Ja, das denke ich - zumindest so lange, bis mich eine andere Anschauung überzeugt.


“jedoch tiere agieren in der gleichen art und zeigen ver- oder misstrauen

ein kleiner hund, der fröhlich auf jeden menschen zuläuft und spielen will, dann aber regelmäßig verprügelt wird, wird sein verhalten auch dahingehend ändern, dass er dieses verhalten einstellt und so agiert, als ob er menschen nun misstraut“


Das meinte ich mit Konditionierung. Ich denke, dass der Mensch in der Lage ist, via Reflexion aus diesem Reiz-Reaktions-Schema herauszukommen. Bzw. stehen dem (erwachsenen) Menschen mehr Unterscheidungsmöglichkeiten zur Verfügung als einem Hund. Er kann erkennen, dass es verschiedene Menschen gibt und er kann Erfahrungen auch auf andere Gebiete übertragen. Wenn z.B. einem Hund von Menschen mit weißen Kitteln öfter weh getan worden ist, wird er auf Menschen in weißen Kitteln entsprechend misstrauisch reagieren, weil er auf „weiße Kittel“ konditioniert ist.
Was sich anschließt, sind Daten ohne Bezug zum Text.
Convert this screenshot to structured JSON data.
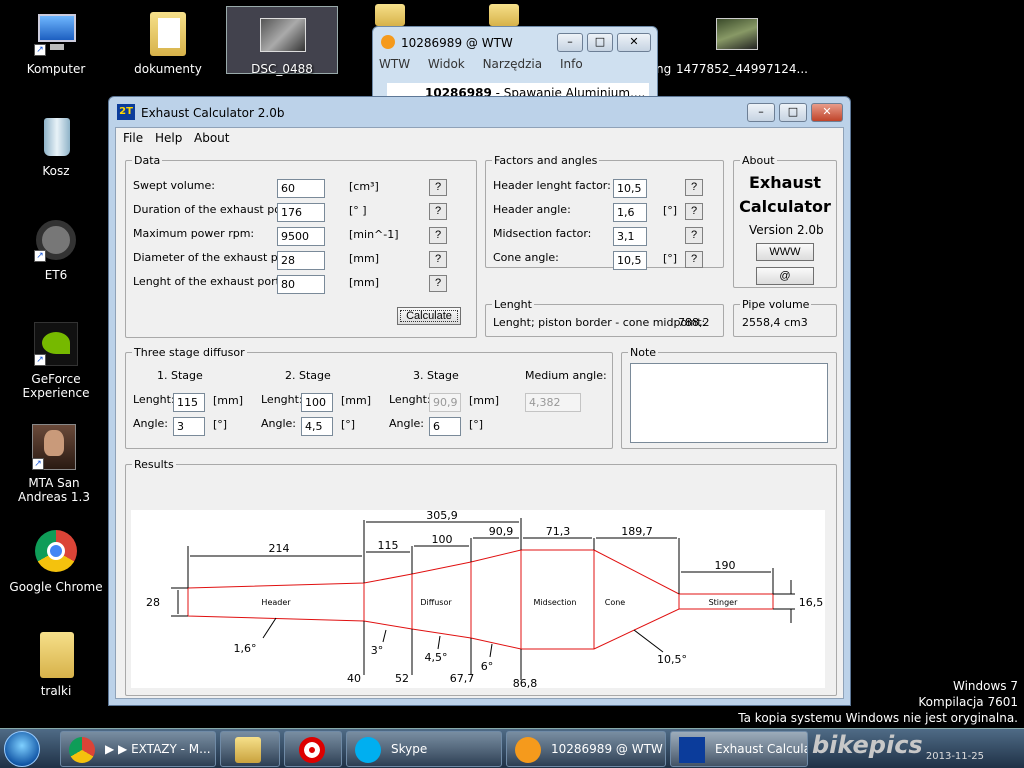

Ich glaube, dass solche Konditionierungen auch beim Menschen greifen, aber Menschen können eben (im Gegensatz zum Tier) abstrahieren. Auch von weißen Kitteln. Sie müssen dann nicht langwierig umkonditioniert werden, sondern sie verfügen über die prinzipielle Fähigkeit, eine Situation, in der jemand mit weißem Kittel vorkommt, umfassender einzuschätzen. Und auch wenn ich vor weißkitteligen vorzugsweise: Zahnärzten Angst und großes Misstrauen in ihre DasTutNichtWehAussage habe, wird man mich trotzdem nicht am Zahnarztsessel anbinden und unter Narkose setzen müssen, damit ich den Arzt nicht beiße.


“in deinem letzten absatz lese ich implizit heraus, dass es eine bewusste entscheidung wäre, ob man ver- oder misstraut“


Nein, das war missverständlich. Ich halte den Menschen absolut nicht für ein derart rationales Wesen. Ich sehe es aber so, dass er AUCH über Ratio (im Gegensatz zu den Tieren) verfügt. Was dann letztlich sein verhalten steuerte, bzw. wie sich Ratio und Emotion mischen, hängt von den Anlange des jeweiligen Menschen, aber auch seiner Sozialisation, (kulturellen) Umgebung, seinem gesellschaftlichen Kontext,... ab.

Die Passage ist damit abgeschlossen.